Wednesday, June 1, 2022

Three lessons to learn (and one to avoid) from the final four teams

With four teams left, we’re firmly into the time of year when everyone will start telling you that the NHL is a copycat league. That’s become an annual late-playoff tradition, right up there with conspiracy theories about the refs and getting weird about whether players touch a trophy.

It’s mostly true. This does seem to be a league where many teams’ strategy seems to involve waiting to see who does well, then pointing at them and saying “let’s do that”. Does it work? Not often, no, but it might be an easier sell to an owner or a fan base than trying to lead the way on something unique.

As fans, this is our chance to try to push the narrative in the right direction. Far too often, the copycat lessons are boring ones: More defense, fewer trades, be dull and conservative and risk averse for years at a time. Those might be the right lessons, but they’re not what fans want to see. We want action, and intrigue, and big bold moves. We want fun.

So let’s get ahead of the copycat trend, with my annual attempt to find some fun lessons we can learn from the final four teams. For each of them, we’ll come up with three lessons that we can hope that other teams will learn and try to emulate. And then we’ll find one that we hope they don’t, and try to stamp it out before it takes hold.

Again, we’re not necessarily looking for the right lessons – we want the fun ones. So here’s what we hope the other 28 teams learn from this year’s final four.

New York Rangers

Fun lesson 1: Swing huge in free agency.

At a total of $81.5 million and an AAV north of $11.6 million, Artemi Panarin’s 2019 deal is the biggest UFA contract of the cap era. And it’s worked out beautifully, with Panarin scoring at well over a 110-point pace in New York when he’s in the lineup and finishing as a Hart finalist in year one. With four years left on the deal, it’s on track to deliver excellent value for the Rangers, even in an unexpected flat cap world.

The Rangers swung big, and they crushed it into the upper deck. Other teams should do the same, and get involved in the sort of frenzied bidding wars for top stars that make other leagues’ free agency period so fascinating. Don’t worry about John Tavares or Sergei Bobrovsky, other GMs – just look at Panarin’s numbers, imagine them on your first line, and start throwing money around.

Fun lesson 2: Rip off other teams in lopsided trades.

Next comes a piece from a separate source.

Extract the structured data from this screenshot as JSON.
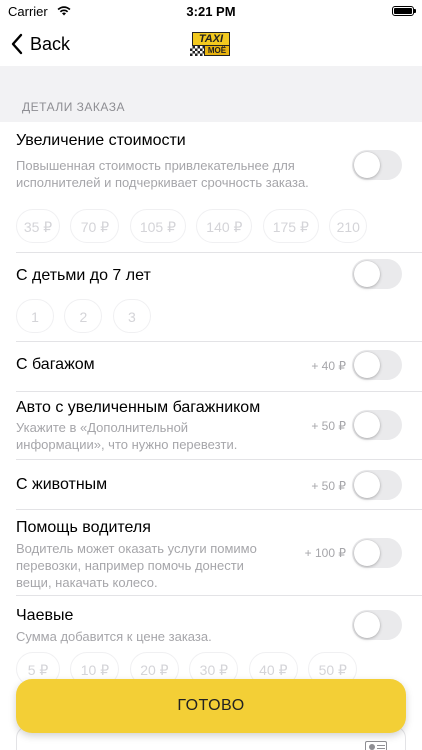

The 2016 Mika Zibanejad trade was weird. He was 22 years old, just five years removed from being the sixth overall pick, and coming off career highs in goals and points. Then the Senators traded him to the Rangers for Derick Brassard, who was six years older with a more expensive cap hit and similar numbers. And the Sens also kicked in a second-round pick.

As always with Ottawa, there were financial considerations, with Zibanejad needing a new deal in 2017 and Brassard having a cheaper salary than cap hit. Still, the trade was an odd one at the time, and has since escalated into one of the worst of the cap era.

That’s bad for Ottawa, but good for the rest of us, because lopsided trades are fun. So let this be a reminder to GMs: Stop trying to find a win-win deal that works for both sides, and start trying to rip each other off. If it’s good enough for my fantasy football league, it’s good enough for you too.

Fun lesson 3: Let your crazy owner fire the GM and coach because he’s mad about something.

Is that what actually happened last year? Not really, as the notion that James Dolan went full Knicks Mode on his hockey team after the whole Tom Wilson mess got out the door before anyone could really question it. But that’s OK, because when it comes to a copycat league, the narrative matters more than reality. And from an entertainment standpoint, nobody’s more fun than an owner making rash decisions.

(Uh, unless it’s your guy. Then it’s the absolute worst.)

And one lesson to avoid: Just get a superstar goalie and the rest of it will work itself out.

You may have heard that the 2021-22 Rangers were a so-so team that survived on elite goaltending and strong special teams. That was reasonably true in the first half of the season, less so down the stretch, and has shown up at times in the playoffs. As with most teams, the consensus has some validity but doesn’t tell the whole story.

Still, you can’t talk about this team without focusing on Igor Shesterkin. He’s the likely Vezina winner, and this series feels like his title shot for Andrei Vasilevskiy’s “best in the word” belt. He’s clearly the Rangers’ most important player.

That’s great, and well-earned. We just don’t want the lesson from the Rangers’ run to be that goaltending is everything. We already had to hear that with last years’ Habs, so another season of best-goalie-wins hand waving is bad news. It’s a reason for teams with elite goaltending to relax. Worse, it’s an excuse for the ones without it to shrug and tell us they can’t be expected to win (never mind that they also don’t have a Panarin, or a Zibanejad, or an Adam Fox or Chris Kreider). Goaltending is the most important position in the sport, but it’s more fun when you pretend otherwise.